3 . The index calculating apparatus according to claim 2 , wherein

the at least one processor further notifies, in the notifying process, information regarding the index that has been judged to be equal to or greater than the threshold value, to assist a user in decision making, in a case where in the judging process, the index has been judged to be equal to or greater than the threshold value.

4 . An index calculation method comprising:

at least one processor comparing

a characteristic of a training image used in machine learning of a machine learning model which receives, as an input, an image to be subjected to inference, to classify the image and

a characteristic of an input image to be inputted to the machine learning model at a time of inference; and

the at least one processor calculating, in accordance with a difference between the characteristic of the training image and the characteristic of the input image which have been compared with each other in the comparing, an index which indicates a possibility of error in a classification result obtained in a case where the input image is inputted to the machine learning model,

wherein the characteristic of the training image and the characteristic of the input image comprises:

a level of noise contained in the input image and the training image; and

a latent vector obtained by inputting the training image and the input image to an autoencoder having been trained with use of the training image,

wherein the image to be subjected to inference is a pathological image in which a cell specimen is contained as a subject, and

the machine learning model is trained so as to output a result of classification regarding whether the cell specimen is a cancer cell.

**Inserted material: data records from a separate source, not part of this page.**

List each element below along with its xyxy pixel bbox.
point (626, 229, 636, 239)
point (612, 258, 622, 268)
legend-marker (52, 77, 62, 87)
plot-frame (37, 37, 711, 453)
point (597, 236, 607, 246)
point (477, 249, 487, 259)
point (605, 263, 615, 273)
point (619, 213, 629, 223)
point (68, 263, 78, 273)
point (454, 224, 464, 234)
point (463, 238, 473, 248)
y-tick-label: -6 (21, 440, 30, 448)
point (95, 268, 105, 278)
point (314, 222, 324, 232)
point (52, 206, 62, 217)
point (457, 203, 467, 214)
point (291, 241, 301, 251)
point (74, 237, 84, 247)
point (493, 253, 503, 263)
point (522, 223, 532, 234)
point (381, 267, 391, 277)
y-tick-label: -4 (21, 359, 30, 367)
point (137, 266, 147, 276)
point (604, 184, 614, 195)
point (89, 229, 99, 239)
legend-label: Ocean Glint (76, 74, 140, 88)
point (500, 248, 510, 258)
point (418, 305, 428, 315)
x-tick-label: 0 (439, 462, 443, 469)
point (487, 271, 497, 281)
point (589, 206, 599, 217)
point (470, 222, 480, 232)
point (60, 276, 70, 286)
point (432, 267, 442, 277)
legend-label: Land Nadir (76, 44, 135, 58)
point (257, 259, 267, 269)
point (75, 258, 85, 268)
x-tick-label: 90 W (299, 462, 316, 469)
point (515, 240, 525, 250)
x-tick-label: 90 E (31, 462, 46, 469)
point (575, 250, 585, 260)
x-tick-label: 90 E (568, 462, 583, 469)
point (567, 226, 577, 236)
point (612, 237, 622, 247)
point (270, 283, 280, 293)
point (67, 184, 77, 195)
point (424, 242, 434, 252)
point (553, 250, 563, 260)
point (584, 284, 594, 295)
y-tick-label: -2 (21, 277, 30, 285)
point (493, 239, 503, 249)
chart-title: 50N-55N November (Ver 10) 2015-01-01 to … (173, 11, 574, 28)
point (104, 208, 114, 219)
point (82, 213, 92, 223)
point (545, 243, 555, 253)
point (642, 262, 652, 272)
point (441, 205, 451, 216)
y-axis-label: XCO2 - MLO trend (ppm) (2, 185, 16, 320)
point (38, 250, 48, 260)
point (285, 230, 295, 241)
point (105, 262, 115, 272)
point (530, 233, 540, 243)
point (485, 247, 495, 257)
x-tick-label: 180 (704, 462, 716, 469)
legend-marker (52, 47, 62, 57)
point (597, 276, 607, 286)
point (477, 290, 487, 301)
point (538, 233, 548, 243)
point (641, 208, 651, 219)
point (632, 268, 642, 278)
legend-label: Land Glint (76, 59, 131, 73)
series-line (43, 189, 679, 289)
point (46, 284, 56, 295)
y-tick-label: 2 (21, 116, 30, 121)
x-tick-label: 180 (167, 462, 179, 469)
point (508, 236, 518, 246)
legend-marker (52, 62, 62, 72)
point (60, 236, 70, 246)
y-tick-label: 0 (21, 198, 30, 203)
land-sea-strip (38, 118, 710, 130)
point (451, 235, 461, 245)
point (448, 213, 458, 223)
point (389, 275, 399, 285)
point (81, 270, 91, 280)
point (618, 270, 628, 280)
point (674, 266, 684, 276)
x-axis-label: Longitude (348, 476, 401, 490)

5 . A computer-readable, non-transitory recording medium having recorded thereon a program for causing a computer to function as an index calculating apparatus,

the program causing the computer to carry out:

a comparing process of comparing

a characteristic of a training image used in machine learning of a machine learning model which receives, as an input, an image to be subjected to inference, to classify the image and

a characteristic of an input image to be inputted to the machine learning model at a time of inference; and

a calculating process of calculating, in accordance with a difference between the characteristic of the training image and the characteristic of the input image which have been compared with each other in the comparing process, an index which indicates a possibility of error in a classification result obtained in a case where the input image is inputted to the machine learning model,

wherein the characteristic of the training image and the characteristic of the input image comprises:

a level of noise contained in the input image and the training image; and

a latent vector obtained by inputting the training image and the input image to an autoencoder having been trained with use of the training image,

wherein the image to be subjected to inference is a pathological image in which a cell specimen is contained as a subject, and

the machine learning model is trained so as to output a result of classification regarding whether the cell specimen is a cancer cell.